Injection pain is among the most frequently reported propofol-related adverse effects, with an estimated incidence of 50–80% [40,41,42]. This meta-analysis showed an accumulated incidence of 45.1% for pain on injection, while the incidence of injection-site pain was only 8.8% in ciprofol group. Many factors may contribute to the occurrence of injection-site pain, such as the concentration of the drug and injection speed. Ciprofol is an isomer of propofol, and a cyclopropyl group is inserted into the chemical structure of propofol, which improves its pharmacological and physicochemical properties and therefore reduces pain during injection [14, 17]. In addition, the lower plasma concentration of ciprofol may also be associated with a lower incidence of injection-site pain relative to propofol [17]. Furthermore, the results of subgroup analysis also prove that injection speed is closely related to pain on injection.

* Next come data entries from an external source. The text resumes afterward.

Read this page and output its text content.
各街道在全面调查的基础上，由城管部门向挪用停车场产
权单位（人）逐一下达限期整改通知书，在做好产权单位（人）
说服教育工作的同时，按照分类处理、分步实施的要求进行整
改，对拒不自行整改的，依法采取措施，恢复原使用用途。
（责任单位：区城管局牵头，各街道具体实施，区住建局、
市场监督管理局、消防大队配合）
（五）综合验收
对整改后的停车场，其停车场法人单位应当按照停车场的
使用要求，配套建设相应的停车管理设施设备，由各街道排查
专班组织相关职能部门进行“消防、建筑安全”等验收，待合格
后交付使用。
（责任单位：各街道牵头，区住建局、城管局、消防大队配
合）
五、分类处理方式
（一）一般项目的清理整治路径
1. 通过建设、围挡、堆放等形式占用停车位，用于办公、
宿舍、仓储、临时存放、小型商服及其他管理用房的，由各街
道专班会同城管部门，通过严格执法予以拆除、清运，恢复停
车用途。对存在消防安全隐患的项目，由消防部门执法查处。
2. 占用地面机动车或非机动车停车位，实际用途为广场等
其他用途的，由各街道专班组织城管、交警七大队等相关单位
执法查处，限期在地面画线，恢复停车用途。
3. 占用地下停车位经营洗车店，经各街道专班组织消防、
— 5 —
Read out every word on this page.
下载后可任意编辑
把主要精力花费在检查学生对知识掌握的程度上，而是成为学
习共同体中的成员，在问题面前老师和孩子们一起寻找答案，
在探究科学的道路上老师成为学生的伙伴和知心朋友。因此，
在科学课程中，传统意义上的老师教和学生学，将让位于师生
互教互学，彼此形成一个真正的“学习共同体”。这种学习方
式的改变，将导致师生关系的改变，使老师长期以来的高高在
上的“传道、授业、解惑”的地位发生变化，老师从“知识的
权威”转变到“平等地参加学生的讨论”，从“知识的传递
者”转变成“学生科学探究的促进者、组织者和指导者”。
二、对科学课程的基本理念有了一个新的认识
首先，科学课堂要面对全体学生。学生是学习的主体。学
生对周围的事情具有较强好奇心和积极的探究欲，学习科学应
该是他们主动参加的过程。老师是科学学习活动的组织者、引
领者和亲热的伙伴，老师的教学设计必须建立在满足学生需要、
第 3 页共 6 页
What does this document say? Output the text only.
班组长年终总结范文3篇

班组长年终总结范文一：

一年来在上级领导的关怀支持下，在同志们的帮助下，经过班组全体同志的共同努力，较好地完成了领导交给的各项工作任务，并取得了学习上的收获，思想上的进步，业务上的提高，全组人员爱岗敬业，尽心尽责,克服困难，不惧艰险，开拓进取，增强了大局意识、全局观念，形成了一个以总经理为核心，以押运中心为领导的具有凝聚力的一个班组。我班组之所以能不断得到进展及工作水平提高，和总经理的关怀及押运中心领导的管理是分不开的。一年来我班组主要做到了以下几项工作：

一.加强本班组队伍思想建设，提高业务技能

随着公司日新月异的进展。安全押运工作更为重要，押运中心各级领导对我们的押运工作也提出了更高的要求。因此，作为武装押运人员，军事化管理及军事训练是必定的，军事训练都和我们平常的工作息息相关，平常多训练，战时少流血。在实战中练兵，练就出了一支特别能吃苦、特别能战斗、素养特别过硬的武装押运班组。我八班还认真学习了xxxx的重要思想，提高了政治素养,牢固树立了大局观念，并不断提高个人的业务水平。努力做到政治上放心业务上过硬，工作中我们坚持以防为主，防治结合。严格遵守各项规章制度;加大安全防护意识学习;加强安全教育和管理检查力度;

We must admit that our meta-analysis encounters four major limitations. First and foremost, only limited eligible studies with limited sample size were accumulated to evaluate the difference in efficacy and safety between ciprofol and propofol, therefore it was inevitably to compromise the robustness of the merged results. Although inclusion of both RCT and non-RCT may be beneficial for including more eligible studies, we must realize that this strategy will inevitably introduce bias to impair the reliability of findings [43]. Second, this meta-analysis only included studies in which 0.4–0.5 mg/kg ciprofol were used; however, we need to interpret that other doses have also been available for ciprofol, such as 0.2 and 0.3 mg/kg, and all these doses showed promising potential [44, 45]. However, these available doses were not directly compared with propofol, thus resulting in impossibility to evaluate the differences between these doses of ciprofol and propofol. So, future studies need to determine the optimal dose of ciprofol after the advantages of ciprofol compared to propofol has been confirmed. Third, all studies were conducted in China, there was no study conducted in other countries to evaluate the comparative efficacy and safety of ciprofol versus propofol. Therefore, our findings should be interpreted cautiously into other countries. Fourth, publication bias is detected for successful induction rate and the incidence of hypotension, thus inevitably compromising the certainty of the evidence. So, interpretation about these two outcomes should be made with cautious.

Conclusions

Based on the available data, we conclude that ciprofol may be a promising alternative to propofol for patients undergoing elective surgeries under general anesthesia because of its better anesthesia depth and lower incidence of hypotension and injection-site pain. However, future multicenter studies with large-scale are warranted to validate our findings because only limited eligible studies were cumulated in this meta-analysis.